下毛は表面をなでるだけでは取りきれないため、毛をかき分けて根元に届かせるのがポイントです。シングルコートの場合は、肌当たりのやさしいラバーブラシで優しくなでるように抜け毛を集め、こちらも仕上げに獣毛ブラシで艶を出します。
下毛の少ない被毛に硬いブラシを使うと皮膚への負担が大きくなりやすいので、道具の硬さを被毛に合わせることが大切です。それぞれのブラシの特徴と選び方は、換毛期のブラシ選びガイドで詳しく紹介しています。
無理なブラッシングは禁物
ブラッシングで気をつけたいのは、皮膚に直接強く当てないこと、そして毛玉を無理やり引っ張らないことです。どちらも痛みや皮膚炎につながる可能性があります。特にスリッカーブラシは金属のピンが細く、力を入れすぎると皮膚を引っかいてしまいがちです。
手の甲に当ててみて痛くない程度の力加減を目安に、毛の流れに沿って動かしてみてください。毛玉を見つけたときも、力任せにブラシを通すのは避けたいところ。指で少しずつほぐしてからコームを入れる、あるいはほぐれないほど固くなっている場合は獣医師やトリマーに相談する、という選択が安心です。
嫌がるそぶりを見せたら、その日は短く切り上げるのもひとつの方法。「ブラッシング=嫌なこと」と覚えさせないことが、長く続けるいちばんのコツと考えられます。

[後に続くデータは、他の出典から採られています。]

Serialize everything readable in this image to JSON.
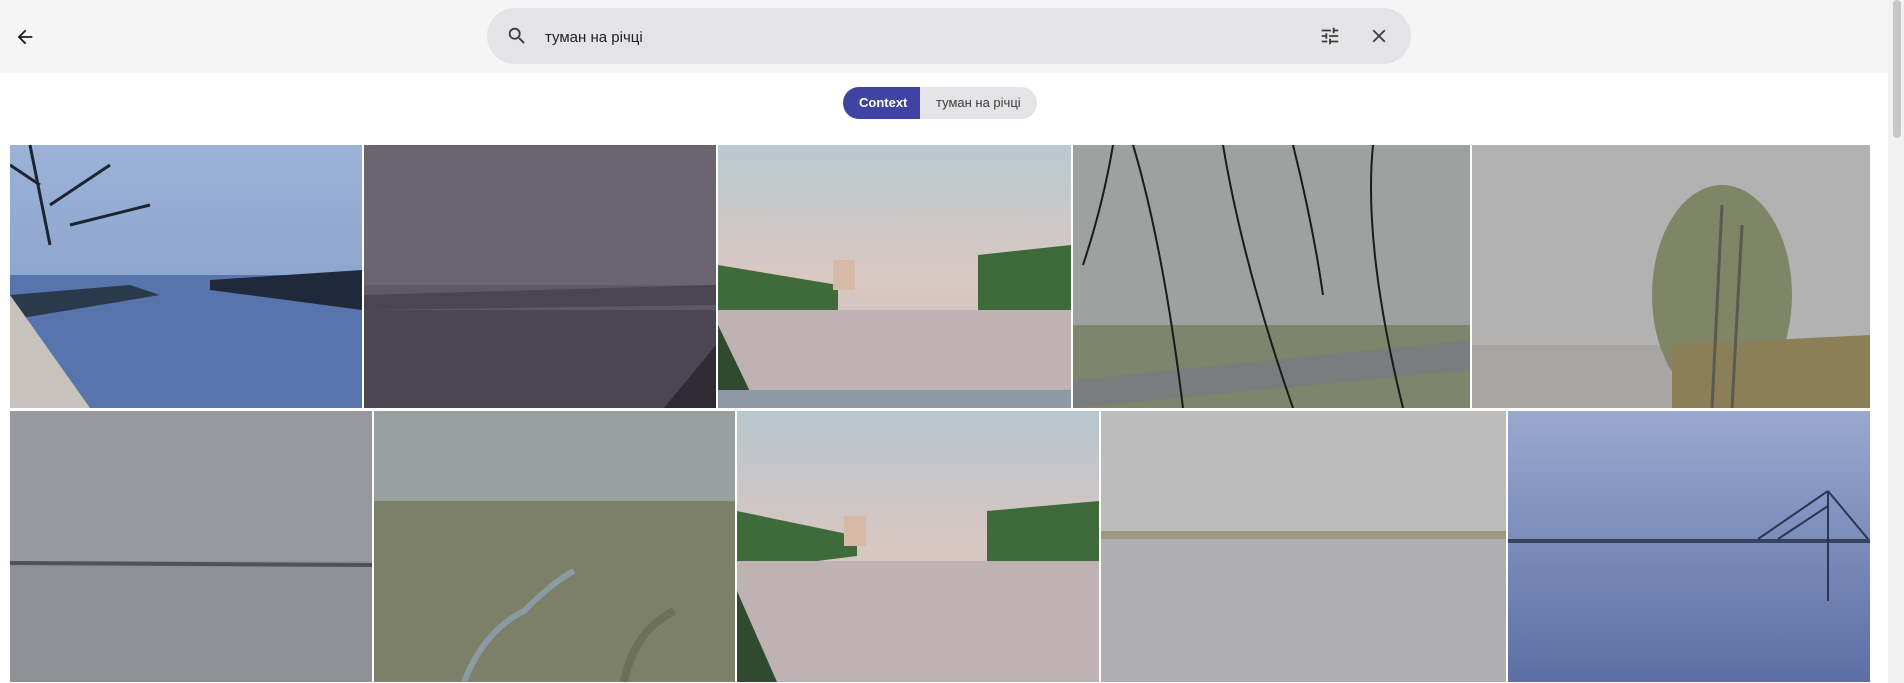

換毛期のスイッチを入れているのは、主に日照時間の変化だと考えられています。日が短くなり空気が冷えてくると、体は自然と冬毛への衣替えを始めるのです。換毛の仕組みそのものに興味がわいた方は、換毛の仕組みトリビアもあわせてどうぞ。
ミニクイズ:短毛種のブラッシングは、長毛種と同じく「毎日」が目安?(タップして答えを見る)
こたえ×。獣医師監修のガイドでは、短毛種は週2〜3回、長毛種は毎日のブラッシングが目安とされています。長毛種は毛が絡まりやすいため、毎日少しずつ手を入れるほうが結果的に楽になります。